France's Council of State has asked the CJEU to clarify the matter after the country's data protection authority earlier declared that delisting should be applied on a global scale, and not just in relation to search results displayed in the EU. Google challenged that determination by the Commission Nationale de l’information et des Liberties (CNIL).

According to a statement issued by the CJEU on Thursday morning, advocate general Maciej Szpunar said "search requests made outside the EU should not be affected by the de-referencing of the search results".

Szpunar came to this conclusion after acknowledging that previous EU data protection laws relevant to the case referred from France, which have since been replaced by the General Data Protection Regulation (GDPR), "do not expressly govern the issue of the territorial scope of de-referencing", and then concluding that it was right to make "a distinction … depending on the location from which the search is performed".

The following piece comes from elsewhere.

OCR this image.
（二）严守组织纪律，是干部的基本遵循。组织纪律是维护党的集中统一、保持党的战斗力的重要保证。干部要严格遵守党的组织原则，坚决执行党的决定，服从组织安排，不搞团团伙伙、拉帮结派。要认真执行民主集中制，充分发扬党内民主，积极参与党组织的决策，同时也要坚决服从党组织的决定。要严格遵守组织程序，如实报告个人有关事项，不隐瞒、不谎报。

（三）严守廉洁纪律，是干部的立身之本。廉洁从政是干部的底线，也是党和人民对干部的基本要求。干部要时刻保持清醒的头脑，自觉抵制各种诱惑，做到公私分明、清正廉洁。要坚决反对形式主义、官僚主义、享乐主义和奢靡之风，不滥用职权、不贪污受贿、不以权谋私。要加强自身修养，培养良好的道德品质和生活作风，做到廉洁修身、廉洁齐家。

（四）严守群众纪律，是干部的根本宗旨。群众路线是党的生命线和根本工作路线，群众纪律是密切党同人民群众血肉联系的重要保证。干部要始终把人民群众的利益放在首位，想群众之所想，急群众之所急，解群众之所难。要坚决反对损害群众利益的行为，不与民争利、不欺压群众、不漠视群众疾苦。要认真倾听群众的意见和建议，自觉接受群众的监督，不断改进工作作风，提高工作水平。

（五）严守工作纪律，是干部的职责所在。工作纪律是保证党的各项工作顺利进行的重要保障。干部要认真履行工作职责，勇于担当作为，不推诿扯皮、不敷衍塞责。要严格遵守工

Szpunar said he was "not in favour of giving the provisions of EU law such a broad interpretation that they would have effects beyond the borders of the 28 member states", according to the CJEU statement.

He said that while EU law can have extraterritorial effects "in certain, clearly defined, cases affecting the internal market, such as in competition law or trade mark law", it was not possible to compare those cases to cases that would affect the internet as a whole.

"The [CJEU] should hold that the search engine operator is not required, when acceding to a request for de-referencing, to carry out that de-referencing on all the domain names of its search engine in such a way that the links in question no longer appear, irrespective of the location from which the search on the basis of the requesting party’s name is performed," Szpunar said, according to the CJEU statement.

"However … once a right to de-referencing within the EU has been established, the search engine operator must take every measure available to it to ensure full and effective de-referencing within the EU, including by use of the ‘geo-blocking’ technique, in respect of an IP address deemed to be located in one of the member states, irrespective of the domain name used by the internet user who performs the search," he said.

The decision can be contrasted with a recent Canadian case in which Google was ordered by a court in Canada to remove links to websites selling certain counterfeit goods from all of the search results it displayed globally. However, a court in California subsequently ruled that Google did not have to apply that ruling in the US.

In a separate case, also referred to the CJEU by the Council of State in France, advocate general Szpunar provided guidance in relation to when search engines must comply with 'right to be forgotten' requests that concern the removal of sensitive personal data. Like the first case, this second case concerns EU data protection laws that have been replaced by the GDPR.

The advocate general said that EU data protection laws place a general prohibition on the processing of sensitive personal data. Strict conditions must be met for the processing to be lawful.

Szpunar said, though, that search engines are not involved in placing sensitive personal data online and only reference the data that is published by others. As such "the prohibitions and restrictions" on sensitive personal data processing laid out in EU data protection laws only apply to search engines in respect of their presentation of search results.

Further clarity on the advocate general's views on the case are only likely to be obtained when the English-language version of his opinion is published.

While the requirements on search engines to remove personal data from their search results has been framed by the CJEU in the context of previous EU data protection laws, the 'right to be forgotten' has since been codified in the new General Data Protection Regulation (GDPR).